# 3mb



## Chris Gatorfan (Apr 8, 2012)

I am on my way out there now. Anyone else heading there tonight


----------



## Breeze (Mar 23, 2012)

Chris Gatorfan said:


> I am on my way out there now. Anyone else heading there tonight


I will be heading out there bout 5 tomorrow morning.


----------



## SaltFish (May 29, 2013)

I'm thinking about heading out there around 10:30 tonight... Is there usually a net available for use out there or should I bring my own?


----------



## Chris Gatorfan (Apr 8, 2012)

If you have one bring it....bite is slow right now been here 30 minutes with one big bite


----------



## SaltFish (May 29, 2013)

will do... are you on the north or south side?


----------



## Chris Gatorfan (Apr 8, 2012)

Nothh side about 3/4s down.

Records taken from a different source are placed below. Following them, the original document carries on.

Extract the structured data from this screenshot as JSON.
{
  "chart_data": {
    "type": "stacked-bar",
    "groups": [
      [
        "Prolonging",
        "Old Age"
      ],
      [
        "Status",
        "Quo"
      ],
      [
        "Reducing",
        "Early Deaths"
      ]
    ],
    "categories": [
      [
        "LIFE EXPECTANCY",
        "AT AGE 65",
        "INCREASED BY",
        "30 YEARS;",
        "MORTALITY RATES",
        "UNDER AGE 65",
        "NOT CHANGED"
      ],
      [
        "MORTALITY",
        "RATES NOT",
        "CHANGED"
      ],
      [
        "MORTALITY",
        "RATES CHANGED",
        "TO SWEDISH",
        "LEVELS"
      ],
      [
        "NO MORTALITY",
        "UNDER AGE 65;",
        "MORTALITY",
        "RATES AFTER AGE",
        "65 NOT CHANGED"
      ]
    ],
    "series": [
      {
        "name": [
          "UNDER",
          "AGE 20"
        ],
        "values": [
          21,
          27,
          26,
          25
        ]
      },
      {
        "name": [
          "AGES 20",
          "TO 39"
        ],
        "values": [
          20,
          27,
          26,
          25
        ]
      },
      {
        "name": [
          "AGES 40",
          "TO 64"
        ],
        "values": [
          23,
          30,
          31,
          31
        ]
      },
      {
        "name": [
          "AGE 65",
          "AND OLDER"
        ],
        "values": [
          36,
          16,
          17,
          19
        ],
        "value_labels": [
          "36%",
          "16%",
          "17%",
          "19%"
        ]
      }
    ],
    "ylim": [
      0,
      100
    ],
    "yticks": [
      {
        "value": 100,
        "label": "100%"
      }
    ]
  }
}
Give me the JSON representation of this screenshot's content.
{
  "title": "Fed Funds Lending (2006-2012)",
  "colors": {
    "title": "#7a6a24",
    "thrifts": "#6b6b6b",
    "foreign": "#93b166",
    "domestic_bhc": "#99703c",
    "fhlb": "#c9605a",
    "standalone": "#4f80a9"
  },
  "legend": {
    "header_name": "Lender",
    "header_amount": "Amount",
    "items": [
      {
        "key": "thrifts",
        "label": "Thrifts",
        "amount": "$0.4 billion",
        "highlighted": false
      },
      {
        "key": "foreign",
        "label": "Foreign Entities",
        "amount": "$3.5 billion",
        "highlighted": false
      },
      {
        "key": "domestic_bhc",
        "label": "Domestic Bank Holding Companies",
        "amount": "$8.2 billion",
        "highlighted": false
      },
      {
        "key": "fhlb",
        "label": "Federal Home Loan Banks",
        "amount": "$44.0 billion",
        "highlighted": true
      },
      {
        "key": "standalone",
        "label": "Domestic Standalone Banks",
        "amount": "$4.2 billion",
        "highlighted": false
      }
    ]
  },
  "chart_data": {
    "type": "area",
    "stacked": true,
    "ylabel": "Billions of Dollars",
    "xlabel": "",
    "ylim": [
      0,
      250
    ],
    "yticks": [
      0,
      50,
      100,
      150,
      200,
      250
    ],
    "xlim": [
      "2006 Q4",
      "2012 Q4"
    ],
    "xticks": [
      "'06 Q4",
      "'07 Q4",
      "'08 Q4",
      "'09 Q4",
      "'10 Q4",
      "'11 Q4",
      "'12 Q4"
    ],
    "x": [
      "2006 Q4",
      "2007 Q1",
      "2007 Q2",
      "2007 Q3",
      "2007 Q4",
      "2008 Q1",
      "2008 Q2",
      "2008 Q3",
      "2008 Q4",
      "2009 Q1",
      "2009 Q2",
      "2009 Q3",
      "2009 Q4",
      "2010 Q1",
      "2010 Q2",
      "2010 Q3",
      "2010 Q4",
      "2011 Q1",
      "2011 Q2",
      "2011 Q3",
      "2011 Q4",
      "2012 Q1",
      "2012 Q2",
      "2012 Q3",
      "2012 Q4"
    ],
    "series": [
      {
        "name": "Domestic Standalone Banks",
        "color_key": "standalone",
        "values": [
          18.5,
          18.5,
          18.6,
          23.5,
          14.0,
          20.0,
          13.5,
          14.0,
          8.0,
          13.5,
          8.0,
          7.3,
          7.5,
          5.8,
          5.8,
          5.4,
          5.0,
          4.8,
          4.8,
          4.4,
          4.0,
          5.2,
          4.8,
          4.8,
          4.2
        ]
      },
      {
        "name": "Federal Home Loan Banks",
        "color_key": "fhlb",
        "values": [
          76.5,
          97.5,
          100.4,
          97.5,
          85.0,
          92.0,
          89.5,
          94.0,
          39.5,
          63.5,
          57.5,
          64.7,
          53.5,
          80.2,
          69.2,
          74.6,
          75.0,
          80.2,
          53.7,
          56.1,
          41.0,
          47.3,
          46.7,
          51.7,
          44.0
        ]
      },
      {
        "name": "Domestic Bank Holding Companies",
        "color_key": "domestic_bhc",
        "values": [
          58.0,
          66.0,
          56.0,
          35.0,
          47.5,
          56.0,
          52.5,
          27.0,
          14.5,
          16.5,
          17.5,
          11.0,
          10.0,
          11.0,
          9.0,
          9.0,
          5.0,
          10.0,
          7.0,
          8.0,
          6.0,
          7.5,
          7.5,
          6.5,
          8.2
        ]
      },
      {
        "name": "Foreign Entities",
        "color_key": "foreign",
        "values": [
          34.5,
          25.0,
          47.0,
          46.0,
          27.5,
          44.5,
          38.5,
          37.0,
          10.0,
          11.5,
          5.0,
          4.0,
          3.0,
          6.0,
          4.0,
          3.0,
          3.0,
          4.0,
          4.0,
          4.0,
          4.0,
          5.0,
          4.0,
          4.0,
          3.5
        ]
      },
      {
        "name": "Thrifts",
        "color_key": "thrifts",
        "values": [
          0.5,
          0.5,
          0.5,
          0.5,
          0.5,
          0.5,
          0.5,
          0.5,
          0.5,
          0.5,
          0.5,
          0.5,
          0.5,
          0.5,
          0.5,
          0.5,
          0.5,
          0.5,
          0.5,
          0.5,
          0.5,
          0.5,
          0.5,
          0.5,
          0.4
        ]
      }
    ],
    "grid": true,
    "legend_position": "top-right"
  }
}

Just had a spot open right behind our truck. Will hold it for you if you want as there are alot of people here tonight


----------



## SaltFish (May 29, 2013)

yea. I"m rigging a new leader then I'm gonna leave. I'm all the way over by innerarity point right now though.


----------



## SaltFish (May 29, 2013)

I can't find any live shrimp... I'm gonna have to cancel on ya man


----------



## Chris Gatorfan (Apr 8, 2012)

No problem heavy rain is about to move in


----------